On disait qu'abattre une wyverne prenait plusieurs années. Depuis le début de cette battue, aucune nouvelle n'était venue annoncer qu'on en avait tué une seule. À bien y réfléchir, le nom de « casse-oeufs » ne conviendrait-il pas mieux que celui de « battue aux wyvernes » ? Ils se bornaient à briser les oeufs pour que la population n'augmente pas, en attendant que les adultes meurent de vieillesse.
Harry, qui connaissait la réalité mieux que moi, renifla. Sa réaction signifiait qu'il trouvait cocasse qu'on le compare aux chevaliers de l'expédition.
« Tu veux bien arrêter de me comparer à ces chevaliers minables ? Ça blesse profondément mon orgueil. »
En temps normal, je lui aurais reproché sa condescendance, mais je n'avais rien à répondre après avoir vu sa puissance écrasante sous mes yeux. Et je n'avais pas non plus envie de le complimenter. J'ai donc décidé de me taire. Harry pencha la tête, intrigué par mon silence prolongé.
« Pourquoi tu ne le fais pas ? »
« Je ne fais pas quoi ? »
« Pourquoi tu ne me contredis pas ? »
« Tu veux que je te contredise ? »
« Non, ce n'est pas ça, mais tu n'agis pas comme d'habitude... »

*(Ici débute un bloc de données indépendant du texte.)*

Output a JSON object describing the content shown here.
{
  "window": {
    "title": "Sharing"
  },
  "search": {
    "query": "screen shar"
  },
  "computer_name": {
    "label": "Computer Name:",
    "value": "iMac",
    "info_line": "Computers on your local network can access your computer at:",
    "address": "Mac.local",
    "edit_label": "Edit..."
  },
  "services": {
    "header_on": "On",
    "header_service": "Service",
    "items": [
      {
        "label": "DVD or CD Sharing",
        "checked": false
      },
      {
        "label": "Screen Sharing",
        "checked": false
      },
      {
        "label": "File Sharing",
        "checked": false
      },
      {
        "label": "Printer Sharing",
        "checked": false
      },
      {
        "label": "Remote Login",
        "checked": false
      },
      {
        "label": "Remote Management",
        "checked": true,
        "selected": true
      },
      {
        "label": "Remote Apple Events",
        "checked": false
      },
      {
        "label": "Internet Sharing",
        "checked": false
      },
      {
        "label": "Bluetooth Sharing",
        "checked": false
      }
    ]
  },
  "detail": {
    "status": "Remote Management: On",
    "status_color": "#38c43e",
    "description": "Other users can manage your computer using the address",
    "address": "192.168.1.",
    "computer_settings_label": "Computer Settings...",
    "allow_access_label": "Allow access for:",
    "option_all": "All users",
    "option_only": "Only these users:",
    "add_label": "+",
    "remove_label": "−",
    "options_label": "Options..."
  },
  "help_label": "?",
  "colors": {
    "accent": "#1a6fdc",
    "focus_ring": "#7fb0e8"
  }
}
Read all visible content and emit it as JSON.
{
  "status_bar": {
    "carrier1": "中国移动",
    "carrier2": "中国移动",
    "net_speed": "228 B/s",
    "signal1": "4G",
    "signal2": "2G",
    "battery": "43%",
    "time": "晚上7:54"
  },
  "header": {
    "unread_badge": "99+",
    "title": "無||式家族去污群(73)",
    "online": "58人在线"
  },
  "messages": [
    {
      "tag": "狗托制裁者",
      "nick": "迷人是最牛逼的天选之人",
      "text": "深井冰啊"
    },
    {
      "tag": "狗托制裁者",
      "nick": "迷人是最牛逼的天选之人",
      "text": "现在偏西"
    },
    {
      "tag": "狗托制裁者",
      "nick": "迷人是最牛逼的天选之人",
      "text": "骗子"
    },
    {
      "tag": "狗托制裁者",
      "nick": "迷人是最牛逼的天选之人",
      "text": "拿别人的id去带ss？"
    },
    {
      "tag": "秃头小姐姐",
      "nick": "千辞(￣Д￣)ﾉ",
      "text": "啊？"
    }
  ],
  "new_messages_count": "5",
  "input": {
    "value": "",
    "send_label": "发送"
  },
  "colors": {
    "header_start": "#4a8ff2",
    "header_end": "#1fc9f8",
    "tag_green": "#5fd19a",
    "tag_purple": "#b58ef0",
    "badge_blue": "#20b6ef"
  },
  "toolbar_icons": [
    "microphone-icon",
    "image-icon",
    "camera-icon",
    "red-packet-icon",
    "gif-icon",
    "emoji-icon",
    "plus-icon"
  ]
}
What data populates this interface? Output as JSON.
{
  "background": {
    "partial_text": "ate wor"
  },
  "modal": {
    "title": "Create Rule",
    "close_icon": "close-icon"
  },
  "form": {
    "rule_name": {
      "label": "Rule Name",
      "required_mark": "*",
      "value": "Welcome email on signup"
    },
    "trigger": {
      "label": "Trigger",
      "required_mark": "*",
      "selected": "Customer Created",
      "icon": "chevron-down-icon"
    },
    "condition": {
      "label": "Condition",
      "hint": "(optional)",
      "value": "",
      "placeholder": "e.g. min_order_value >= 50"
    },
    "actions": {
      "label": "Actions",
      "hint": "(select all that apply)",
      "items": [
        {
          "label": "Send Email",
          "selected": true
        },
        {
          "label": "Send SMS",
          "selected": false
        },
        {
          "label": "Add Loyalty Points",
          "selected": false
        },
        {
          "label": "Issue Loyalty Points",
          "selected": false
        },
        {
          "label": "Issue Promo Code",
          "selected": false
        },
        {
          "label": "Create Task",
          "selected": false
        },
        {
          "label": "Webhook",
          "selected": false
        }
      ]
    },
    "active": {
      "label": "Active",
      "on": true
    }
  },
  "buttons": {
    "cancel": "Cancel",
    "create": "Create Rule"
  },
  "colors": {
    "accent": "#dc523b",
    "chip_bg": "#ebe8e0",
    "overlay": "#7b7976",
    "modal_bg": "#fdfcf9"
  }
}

Harry marmonna à mi-voix. Je le regardai en me demandant où diable il voulait en venir, mais il se contenta de s'asseoir à côté de moi comme s'il n'avait attendu que cela.
« Eh, tu as peur de moi ? Tu as peur de moi, avoue. Maintenant tu comprends ce qu'est la puissance d'un démon ? »
« Oui. Harry est très fort. Tu as dû t'ennuyer terriblement, à ne faire qu'allumer une cheminée à côté de moi avec un pouvoir pareil. »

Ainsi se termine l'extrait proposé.